Citing President Obama’s Cairo Speech, Ms. Jarrett acknowledged the Contribution of American Muslims to the overall development of American society and the strengthening of American institutions. She commended ISNA for addressing many critical issues in the convention: “increasing civic engagement and interfaith cooperation, protecting the rights of the disabled and elderly, addressing domestic violence, improving education and health care, expanding renewable energy, and protecting the environment.”

Ms. Jarrett paid a tribute to the diligent work of Muslim Americans on behalf of the country.

“As this Convention demonstrates,” she noted, “ gone are the days of describing distinct sets of ‘Muslim issues’ and American issues.’ Your work here is crucial in confronting the challenges that all Americans are facing. And you help advance the new beginning between the United State and Muslim communities around the world that the President called for in Cairo.”

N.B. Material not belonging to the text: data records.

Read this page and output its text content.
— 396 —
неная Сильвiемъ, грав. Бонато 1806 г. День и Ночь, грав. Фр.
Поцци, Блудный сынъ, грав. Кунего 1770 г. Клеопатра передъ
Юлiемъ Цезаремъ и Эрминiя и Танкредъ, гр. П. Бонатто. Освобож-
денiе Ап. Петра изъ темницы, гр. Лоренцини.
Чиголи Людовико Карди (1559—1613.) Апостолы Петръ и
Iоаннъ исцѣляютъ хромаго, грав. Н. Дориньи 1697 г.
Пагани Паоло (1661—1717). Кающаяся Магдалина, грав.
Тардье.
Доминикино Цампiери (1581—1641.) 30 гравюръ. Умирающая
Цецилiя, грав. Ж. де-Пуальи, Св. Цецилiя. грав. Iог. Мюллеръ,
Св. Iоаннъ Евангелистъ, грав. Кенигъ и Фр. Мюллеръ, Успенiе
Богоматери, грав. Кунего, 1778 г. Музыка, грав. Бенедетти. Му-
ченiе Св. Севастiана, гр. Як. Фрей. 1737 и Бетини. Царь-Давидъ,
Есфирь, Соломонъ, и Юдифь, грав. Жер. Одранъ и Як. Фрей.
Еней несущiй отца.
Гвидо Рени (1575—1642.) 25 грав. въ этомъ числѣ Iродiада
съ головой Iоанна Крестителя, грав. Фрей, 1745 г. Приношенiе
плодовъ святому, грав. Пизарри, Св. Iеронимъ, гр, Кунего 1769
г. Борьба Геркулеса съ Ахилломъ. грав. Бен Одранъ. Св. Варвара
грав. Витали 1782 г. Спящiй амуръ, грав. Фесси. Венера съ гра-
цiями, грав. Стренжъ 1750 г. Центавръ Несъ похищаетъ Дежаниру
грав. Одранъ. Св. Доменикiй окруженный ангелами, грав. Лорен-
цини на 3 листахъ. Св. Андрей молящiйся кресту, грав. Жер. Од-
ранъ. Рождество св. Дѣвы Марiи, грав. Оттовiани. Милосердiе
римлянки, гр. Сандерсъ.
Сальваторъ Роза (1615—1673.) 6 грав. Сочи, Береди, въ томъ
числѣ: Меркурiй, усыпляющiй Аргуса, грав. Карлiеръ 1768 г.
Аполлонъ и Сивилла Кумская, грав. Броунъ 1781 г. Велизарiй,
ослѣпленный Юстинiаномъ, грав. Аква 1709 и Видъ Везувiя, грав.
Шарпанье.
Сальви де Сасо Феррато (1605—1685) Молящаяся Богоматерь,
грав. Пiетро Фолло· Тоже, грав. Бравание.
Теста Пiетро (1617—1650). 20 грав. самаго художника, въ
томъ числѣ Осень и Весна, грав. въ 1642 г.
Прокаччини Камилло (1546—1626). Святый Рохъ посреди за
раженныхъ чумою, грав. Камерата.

ISNA Convention attracted around 35,000 participants from around the country. The Convention featured 70 sessions, giving the participants the opportunities to address issues of Muslim and national concerns, plan future projects, and engage in interreligious and intergenerational discussions. In addition to Ms. Jarrett, guest speakers included the world-renowned Evangelical leader Pastor Rick Warren, and the popular singer Yusuf Islam (formerly Cat Stevens).